Court Opinion

ID: 4493288
Source: CourtListenerOpinion
Date Created: 2020-01-17 22:03:52.391796+00
Date Added: 2024-06-11T08:48:32.797470
License: Public Domain

Trammell,
dissenting: In my opinion, when the corporation gives up its assets for cash and a portion of its own stock for cancellation, there should be an allocation between the value of the assets to the extent cash was paid therefor and the value thereof represented by the exchange of stock, and that portion for which stock was received for cancellation only should be held to be a limitation to that extent. This would reduce the basis for the assets sold for cash. It is difficult to see how the corporation has acquired any gain by the acquisition for cancellation and the cancellation of stock. In so far as any value of the assets may be attributable to the stock received is concerned, that is, that portion of the value of the assets which was in excess of the cash received, might fairly be considered to be a turning back by the corporation to the stockholders of a proportionate part of assets. The assets actually left the corporation and did not come into it. The certificates of stock merely represented the pro rata share of the stockholder in the earnings of the corporation after the *1200payment of debts. When stock is surrendered for cancellation and for nothing else, the other stockholders may possibly receive a larger pro rata share in the earnings, but the corporation has no additional assets to take the place of what left the corporation in exchange for the stock to be canceled.
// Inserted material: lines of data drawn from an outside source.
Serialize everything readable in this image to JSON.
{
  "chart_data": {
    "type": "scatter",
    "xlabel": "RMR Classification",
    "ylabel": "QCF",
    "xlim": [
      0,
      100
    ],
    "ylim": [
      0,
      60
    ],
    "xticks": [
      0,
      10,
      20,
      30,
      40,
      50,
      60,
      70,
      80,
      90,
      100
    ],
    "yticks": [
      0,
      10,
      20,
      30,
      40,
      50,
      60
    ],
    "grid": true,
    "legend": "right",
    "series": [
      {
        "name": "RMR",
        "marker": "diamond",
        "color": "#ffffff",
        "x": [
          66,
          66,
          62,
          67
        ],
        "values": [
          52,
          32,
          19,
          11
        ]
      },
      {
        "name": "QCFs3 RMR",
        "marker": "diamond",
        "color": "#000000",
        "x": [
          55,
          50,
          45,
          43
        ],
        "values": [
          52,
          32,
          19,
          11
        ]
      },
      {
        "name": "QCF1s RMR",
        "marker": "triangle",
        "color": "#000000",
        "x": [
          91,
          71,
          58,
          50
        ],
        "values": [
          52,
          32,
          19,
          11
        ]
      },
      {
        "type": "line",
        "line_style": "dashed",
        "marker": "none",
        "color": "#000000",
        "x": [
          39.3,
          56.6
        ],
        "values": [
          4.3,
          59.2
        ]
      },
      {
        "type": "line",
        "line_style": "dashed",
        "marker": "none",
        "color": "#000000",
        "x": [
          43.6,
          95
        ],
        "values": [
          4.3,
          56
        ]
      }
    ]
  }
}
This seems to me, in so far as the stock is concerned after an allocation has been made, merely to be capital readjustment brought about by the cancellation of stock and the receipt thereof for that purpose. In my opinion this is not a case where a corporation was dealing in its own stock as an outsider would deal, but a mere corporate readjustment of capital.
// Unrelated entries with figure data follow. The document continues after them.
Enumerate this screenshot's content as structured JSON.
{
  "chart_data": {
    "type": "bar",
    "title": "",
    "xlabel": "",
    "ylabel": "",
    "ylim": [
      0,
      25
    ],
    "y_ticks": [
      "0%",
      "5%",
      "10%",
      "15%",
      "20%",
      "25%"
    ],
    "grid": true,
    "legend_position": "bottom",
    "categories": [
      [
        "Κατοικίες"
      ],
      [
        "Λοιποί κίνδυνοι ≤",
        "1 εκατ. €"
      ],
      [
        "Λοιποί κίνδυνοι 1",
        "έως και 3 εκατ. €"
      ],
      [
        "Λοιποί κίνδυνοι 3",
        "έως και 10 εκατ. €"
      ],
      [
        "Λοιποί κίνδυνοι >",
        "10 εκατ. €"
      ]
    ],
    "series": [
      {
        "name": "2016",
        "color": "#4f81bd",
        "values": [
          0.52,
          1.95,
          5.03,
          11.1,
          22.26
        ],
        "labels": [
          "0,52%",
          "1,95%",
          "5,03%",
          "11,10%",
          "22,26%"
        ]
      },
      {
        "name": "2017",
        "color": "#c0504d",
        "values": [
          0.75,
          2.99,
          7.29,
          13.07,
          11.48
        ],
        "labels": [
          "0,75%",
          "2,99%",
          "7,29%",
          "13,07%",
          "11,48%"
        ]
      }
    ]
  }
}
It would seem clear that if three individuals contributed to a corporation three buildings and for those buildings so contributed received certificates of stock representing their pro rata contribution to the capital of the corporation, and thereafter one of the individual stockholders desired to receive his building back and the corporation gave it back and the individual surrendered his stock, the corporation would have nothing on which to base a capital gain — it would be simply a capital adjustment. This case differs from the example stated, it seems to me, only in the fact that a certain amount of cash was paid in for the corporate property transferred to its stockholders, but I see no reason why a proper allocation could not be made and treat one part of the transaction as being a mere capital adjustment and the other part as a sale of assets. I do not agree, however, that the stock transaction should be disregarded entirely.